The GST/HST Survival Guide in Six Acts

The GST/HST Survival Guide in Six Acts
I had to make a choice recently. Write this blog or go out to a play I wanted to see. I struggled mightily with choosing between a bit of after-hours writing effort or going to enjoy an evening taking in the thespians. Eventually good work ethics won out, but in a tiny act of rebellion, I decided to frame my blog comments in a theatrical format. So, here are my GST / HST recommendations in Six Acts.
ACT I: The Curious Case of the Missing Registration
Our Protagonist – a thriving small business owner (adept at raking in the dough), sits quietly one early morning enjoying his second coffee. Suddenly, he realizes he should have registered for the GST/HST ages ago. Like many ages ago. Who knew success came with paperwork? Well, for one, the CRA did. If your revenue crosses the magic $30,000 threshold in a year and you don’t register, you’re technically operating outside the law. The curtains could come down on your performance early.
How to Avoid This Comedy of Errors: Register early! If you suspect you’ll hit $30,000 in revenue, don’t wait for your acting coach to whisper it in your ear. Get ahead of the game and register with the CRA before you need to start backpedaling and explaining yourself. ‘Not a good look.
ACT II: The Forgotten Input Tax Credits Farce
Ah, Input Tax Credits (ITCs)—those magical deductions that let you reclaim the GST/HST you paid on business expenses. But wait, where’s that receipt? Didn’t you have it in your pocket yesterday? Losing receipts is the equivalent of throwing money into the wind and watching it dramatically dance away. Only these dancers leave the stage permanently.
How to Keep the Drama Down Low: Embrace digital tools! I like Apps like Expensify™ or Wave™. They help track receipts, and your accountant will love you for it. Remember — all accountants crave receipts. Plus, make it a habit to snap a pic of every receipt before it has the chance to disappear into the desk drawer abyss or find its way into the round filing cabinet.
ACT III: The Late Filing Horror Story
Some people love the adrenaline rush of a deadline. At least the planned ones. And then there are business owners who realize, way too late, that their GST/HST return was due… last week. Or last month. Whoops. Wrong kind of rush. Late filing means penalties, interest, and possibly a stern letter from the CRA that nobody wants to receive.
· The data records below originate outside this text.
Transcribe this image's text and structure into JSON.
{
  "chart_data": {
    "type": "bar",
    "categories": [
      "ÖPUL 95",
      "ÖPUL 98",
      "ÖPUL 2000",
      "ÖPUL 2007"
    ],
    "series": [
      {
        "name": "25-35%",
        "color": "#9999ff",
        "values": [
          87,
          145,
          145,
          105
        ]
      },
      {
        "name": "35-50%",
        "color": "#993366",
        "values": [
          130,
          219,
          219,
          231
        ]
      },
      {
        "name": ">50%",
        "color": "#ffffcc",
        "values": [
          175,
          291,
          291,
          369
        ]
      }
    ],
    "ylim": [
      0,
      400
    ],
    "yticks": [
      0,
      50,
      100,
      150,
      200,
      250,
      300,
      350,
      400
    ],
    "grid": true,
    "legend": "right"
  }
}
How to Avoid the Nightmare: Set calendar reminders, use accounting software, or better yet, make peace with automation. Numerous accounting platforms can handle the filing for you, so you don’t have to rely on a questionable memory.
ACT IV: The Incorrect Rate Catastrophe
Not all provinces are created equal—at least when it comes to GST/HST rates. Charge the wrong tax rate, and suddenly, you’re either overcharging customers (cue angry emails) or undercharging (cue the CRA knocking on your door).
The Foolproof Fix: Keep a reference sheet of tax rates for every province where you do business. If you’re selling online, ensure your e-commerce platform automatically adjusts tax rates based on customer location. Easy Peasy. At least it should be.
ACT V: The Not-So-Accidental Tax Spending Spree
You’ve collected GST/HST from your customers, but instead of setting it aside, you (hypothetically of course) used it to cover rent, buy supplies, or finally upgrade that worn and outdated office chair. Then tax time arrives, and the CRA is wondering where their money went. And it is theirs.
The Only Way Out: Treat collected tax like it’s radioactive. That means you do not touch it for any reason! Open a separate business savings account and deposit any collected GST/HST proceeds immediately. That way, when tax season arrives, you won’t be frantically shaking chair cushions for spare change.
FINAL SCENE: The Happy Ending
Avoiding these common GST/HST blunders is easier than you think—register on time, track receipts like a hawk, file promptly, charge the correct rate, and never spend collected tax money. Master these basics, and you’ll be the business owner who laughs in the face of tax season while sipping a well-earned cup of double-double iced coffee.
When the credits roll, you want to know that you have done everything you can to avoid having your BIG SHOW close early without an option for a return engagement. Aren’t happy endings great?